You’ll also need to test what level of light triggers the sensor. You probably prefer it comes on earlier in the evening for added security or maybe you want it to come on only when it’s totally dark. This is called the lux setting

To test the lux setting, wait for the time when you’d like the light to come on. Walk in front of it and see if it triggers. If it doesn’t, lower the lux setting and test again. Keep lowering until the light comes on when you walk in front of it. 

If, on the other hand, you find the light comes on too early, turn up the lux setting until the light comes on only at your preferred time. 

Tip: You can also turn down the lux setting if there is a lot of artificial light nearby such as from a street light. This will ensure the street light doesn’t keep the motion light from turning on.

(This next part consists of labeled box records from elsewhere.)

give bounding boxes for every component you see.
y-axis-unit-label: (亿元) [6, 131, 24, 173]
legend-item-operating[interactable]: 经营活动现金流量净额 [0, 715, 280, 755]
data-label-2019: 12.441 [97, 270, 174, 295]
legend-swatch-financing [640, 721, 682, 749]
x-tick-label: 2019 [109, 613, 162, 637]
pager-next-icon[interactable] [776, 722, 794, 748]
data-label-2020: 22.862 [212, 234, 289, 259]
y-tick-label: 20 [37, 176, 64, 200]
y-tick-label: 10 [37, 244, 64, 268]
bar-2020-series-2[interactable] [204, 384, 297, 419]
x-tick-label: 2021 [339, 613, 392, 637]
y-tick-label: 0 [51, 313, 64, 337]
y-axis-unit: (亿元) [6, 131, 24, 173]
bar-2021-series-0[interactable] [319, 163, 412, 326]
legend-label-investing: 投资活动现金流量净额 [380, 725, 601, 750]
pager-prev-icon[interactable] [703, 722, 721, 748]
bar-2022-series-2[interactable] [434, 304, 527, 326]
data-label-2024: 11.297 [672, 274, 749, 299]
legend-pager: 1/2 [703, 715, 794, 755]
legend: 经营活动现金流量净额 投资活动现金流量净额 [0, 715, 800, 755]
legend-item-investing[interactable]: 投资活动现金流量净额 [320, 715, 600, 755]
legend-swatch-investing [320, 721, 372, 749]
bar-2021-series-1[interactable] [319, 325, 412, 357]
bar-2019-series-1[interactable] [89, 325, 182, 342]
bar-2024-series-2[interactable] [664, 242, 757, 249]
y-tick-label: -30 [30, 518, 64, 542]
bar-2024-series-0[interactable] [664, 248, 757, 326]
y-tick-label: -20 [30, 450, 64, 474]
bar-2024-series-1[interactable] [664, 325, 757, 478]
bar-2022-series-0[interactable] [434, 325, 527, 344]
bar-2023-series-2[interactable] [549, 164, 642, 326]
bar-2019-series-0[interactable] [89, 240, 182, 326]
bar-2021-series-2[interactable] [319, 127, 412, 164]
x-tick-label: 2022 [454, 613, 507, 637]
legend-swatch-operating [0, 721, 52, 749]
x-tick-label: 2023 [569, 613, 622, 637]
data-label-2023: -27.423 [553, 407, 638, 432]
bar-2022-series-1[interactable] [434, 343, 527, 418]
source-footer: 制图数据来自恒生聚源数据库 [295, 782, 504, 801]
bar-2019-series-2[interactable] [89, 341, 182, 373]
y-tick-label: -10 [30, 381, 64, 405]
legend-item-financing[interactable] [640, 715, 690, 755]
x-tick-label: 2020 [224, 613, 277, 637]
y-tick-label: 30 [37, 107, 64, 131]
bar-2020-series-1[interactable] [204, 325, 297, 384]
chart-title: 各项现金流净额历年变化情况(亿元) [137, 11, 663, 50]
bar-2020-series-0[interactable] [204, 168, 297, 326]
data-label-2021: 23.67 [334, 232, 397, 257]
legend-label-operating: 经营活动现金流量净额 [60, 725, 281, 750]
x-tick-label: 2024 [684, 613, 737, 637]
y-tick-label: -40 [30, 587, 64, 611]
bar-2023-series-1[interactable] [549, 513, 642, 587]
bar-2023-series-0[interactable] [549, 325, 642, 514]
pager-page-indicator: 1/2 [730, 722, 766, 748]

When To Test an Outdoor Light Sensor

  • When you buy a new outdoor light. Test it immediately after installation to make sure it is placed at the right location and the settings are correct for your particular situation.
  • If there is a problem with the outdoor light. For example if it won’t turn off, it keeps coming on at random times, it won’t turn on even if there is movement and so on. Testing the sensor will help you narrow down the problem (tip: reset the sensor light first and see if that solves the problem).
  • When you change the location of the outdoor light.
  • It’s also a good idea to test the outdoor light regularly — once or twice a year — to make sure it is still working properly. The light may no longer be working and you don’t realise it. At the same time you test the sensor, also clean using a soft dry cloth. Debris and dirt can interfere with the function of the light sensor.